With Human Trafficking, you simply have to pull all evidence into the picture and tell the story for the Law Enforcement Officer. Remember that your role isn’t to be judge and jury, but to present the facts surrounding “suspicious.”
Elder Financial Abuse
Elder Financial Abuse represents another vile topic and many institutions will file on any dollar amount. Practically all AML systems have specific alerts that trigger on certain activity for an account-holder over a certain age. As noted in an earlier article, the SAR is a story and its first paragraph must entice the reader to learn more about the story. Thus, when writing the SAR on Elder Financial Abuse be sure to include the victim’s age in the first paragraph and add “potential elder financial abuse” in the first paragraph as well.
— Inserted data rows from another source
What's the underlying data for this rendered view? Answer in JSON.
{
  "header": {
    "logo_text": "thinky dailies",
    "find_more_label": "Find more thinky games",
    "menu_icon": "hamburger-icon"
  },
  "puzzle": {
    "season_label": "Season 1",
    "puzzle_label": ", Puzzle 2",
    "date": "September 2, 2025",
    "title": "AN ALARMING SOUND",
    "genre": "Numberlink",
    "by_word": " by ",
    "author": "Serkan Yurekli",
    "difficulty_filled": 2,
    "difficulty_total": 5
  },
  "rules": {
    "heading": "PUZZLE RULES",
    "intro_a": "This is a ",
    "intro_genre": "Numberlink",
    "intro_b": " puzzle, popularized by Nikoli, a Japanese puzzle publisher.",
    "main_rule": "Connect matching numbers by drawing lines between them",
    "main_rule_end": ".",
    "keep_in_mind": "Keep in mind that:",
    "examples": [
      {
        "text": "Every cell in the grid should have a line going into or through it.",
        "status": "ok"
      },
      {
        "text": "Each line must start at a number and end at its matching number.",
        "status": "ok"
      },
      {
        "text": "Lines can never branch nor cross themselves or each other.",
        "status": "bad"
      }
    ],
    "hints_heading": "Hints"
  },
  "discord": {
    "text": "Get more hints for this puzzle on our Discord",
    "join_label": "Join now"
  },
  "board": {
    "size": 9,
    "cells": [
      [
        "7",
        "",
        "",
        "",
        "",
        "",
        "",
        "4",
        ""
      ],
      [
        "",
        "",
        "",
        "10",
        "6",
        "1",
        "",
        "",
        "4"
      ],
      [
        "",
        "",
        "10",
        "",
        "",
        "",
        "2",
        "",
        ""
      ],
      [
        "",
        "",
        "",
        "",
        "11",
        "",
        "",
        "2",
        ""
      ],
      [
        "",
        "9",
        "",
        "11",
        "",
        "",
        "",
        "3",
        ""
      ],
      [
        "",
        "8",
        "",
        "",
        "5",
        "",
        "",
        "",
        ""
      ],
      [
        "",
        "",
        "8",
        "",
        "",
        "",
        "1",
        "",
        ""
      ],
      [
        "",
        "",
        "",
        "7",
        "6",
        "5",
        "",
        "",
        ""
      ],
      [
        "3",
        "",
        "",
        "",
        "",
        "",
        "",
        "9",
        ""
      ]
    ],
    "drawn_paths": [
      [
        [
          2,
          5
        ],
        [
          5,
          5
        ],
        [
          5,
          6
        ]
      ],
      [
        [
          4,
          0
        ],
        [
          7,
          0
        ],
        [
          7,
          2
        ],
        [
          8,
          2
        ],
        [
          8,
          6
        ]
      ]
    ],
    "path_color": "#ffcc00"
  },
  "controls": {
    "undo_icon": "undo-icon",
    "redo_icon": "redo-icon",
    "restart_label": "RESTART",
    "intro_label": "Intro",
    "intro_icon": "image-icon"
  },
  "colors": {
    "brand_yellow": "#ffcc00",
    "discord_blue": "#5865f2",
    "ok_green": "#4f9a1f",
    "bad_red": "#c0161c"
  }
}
Elder Financial Abuse situations frequently come to the attention of the BSA department via an internal referral of potentially suspicious activity from the branch network. Work with the individual who did the referral to get as many details as possible about the encounter in the branch. Use this information to help analyze the transactions you are seeing. These stories require interpreting the behavior to explain the transactions. Be clever with your internet searches in terms of what information about the victim and potential perpetrator you can uncover. Did the victim recently sell a property? Was the victim disabled in a recent accident? Did the victim receive a recent and substantial legal settlement? Search obituaries to determine if the victim’s own elderly parents recently passed away. All scenarios could point to the victim recently coming into a large sum of money. Do you see this large deposit? Was the perpetrator recently arrested on drug charges?
Make your case in the SAR to the best of your ability, file the SAR, and then follow your procedure for alerting the authorities. Be sure you know your state’s laws about reporting. Financial Institutions have a SAR Safe Harbor when reporting to law enforcement, but the state’s Elder Affairs department doesn’t usually qualify as law enforcement. Because of this, almost every state has addressed the role of a financial institution with reporting potential Elder Abuse. Some states have even designated financial institutions as Mandatory Reporters.